SIBERIAN ABORIGINALS IN THE POLITICAL AND ADMINISTRATIVE SYSTEM OF THE EMPIRE IN THE XVIII-XX CENTURIES
L.M. Dameshek, I.L. Dameshek
Irkutsk State University, 1, Karla Marxa str, Irkutsk, 664003, Russian Federation
Keywords: Russia, empire, Siberia, domestic policy, Siberian aboriginals, incorporation policy, unification
Abstract
The article considers the influence of an ethnic factor of the autocratic domestic policy on the incorporation of the Siberian aboriginals into the empire’s political, administrative, and socio-cultural space in the XVIII - early XX centuries. The paper notes significant difference in such policy comparing it with the measures of the USA and European countries towards their colonies based on the chronological and comparative methods of historical research. Analyzing normative and procedural sources, the authors come to the conclusion on the reliance of the empire’s policy towards its peripheries on the national elite, that was traditional for the autocracy, and the essential importance of the aboriginal factor in the Russian advance to the Far East. The article analyzes this policy as manifested in measures taken in the agrarian, administrative, and fiscal spheres. It emphasizes that the policy of imperial regionalism proclaimed by M. M. Speransky’s Siberian reforms of 1822 was replaced by the policy of forced incorporation in the second half of the XIX century. This manifested itself in such ways as organizing land survey, introducing the passport system among the aboriginals, adopting the law on heads of peasants and indigenous peoples in 1898, starting the aboriginal conscription to the rear during the World War One, removing self-government of aboriginals, creating the volost system of rural government identical to the peasant system.
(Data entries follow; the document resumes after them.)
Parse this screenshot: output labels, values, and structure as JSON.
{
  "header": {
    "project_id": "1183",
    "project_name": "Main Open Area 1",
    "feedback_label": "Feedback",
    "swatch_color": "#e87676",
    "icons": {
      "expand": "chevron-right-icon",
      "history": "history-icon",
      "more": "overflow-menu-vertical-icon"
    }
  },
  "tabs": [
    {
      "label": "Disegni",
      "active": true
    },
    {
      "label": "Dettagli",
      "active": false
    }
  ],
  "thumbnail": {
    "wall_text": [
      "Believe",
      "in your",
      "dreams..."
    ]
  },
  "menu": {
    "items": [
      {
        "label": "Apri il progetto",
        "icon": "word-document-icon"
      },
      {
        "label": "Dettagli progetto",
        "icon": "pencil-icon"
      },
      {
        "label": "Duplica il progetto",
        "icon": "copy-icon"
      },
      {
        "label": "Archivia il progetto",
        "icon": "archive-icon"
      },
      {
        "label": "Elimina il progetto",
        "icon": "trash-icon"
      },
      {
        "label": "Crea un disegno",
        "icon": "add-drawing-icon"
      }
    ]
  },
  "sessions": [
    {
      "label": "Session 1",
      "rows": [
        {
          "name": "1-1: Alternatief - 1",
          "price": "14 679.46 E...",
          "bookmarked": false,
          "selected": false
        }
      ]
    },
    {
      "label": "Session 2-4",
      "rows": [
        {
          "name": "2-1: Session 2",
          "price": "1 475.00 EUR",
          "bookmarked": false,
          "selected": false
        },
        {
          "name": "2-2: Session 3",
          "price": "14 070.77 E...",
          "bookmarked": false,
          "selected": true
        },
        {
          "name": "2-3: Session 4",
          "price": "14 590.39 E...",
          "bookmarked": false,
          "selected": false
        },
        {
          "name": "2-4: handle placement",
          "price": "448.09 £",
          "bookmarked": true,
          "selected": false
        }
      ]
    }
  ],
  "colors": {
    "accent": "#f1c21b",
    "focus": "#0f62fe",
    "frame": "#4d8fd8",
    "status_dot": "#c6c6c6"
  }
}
The new administrative structure tasks of the Siberian inhabitants were closely related to the interests of the resettlement policy in the empire’s Asian part. The administrative aspect of Asian Russia pursued clearly expressed integrative features aimed at building the unified horizontal power in the administrative structure and management of the rural population in both the internal and peripheral regions of the empire.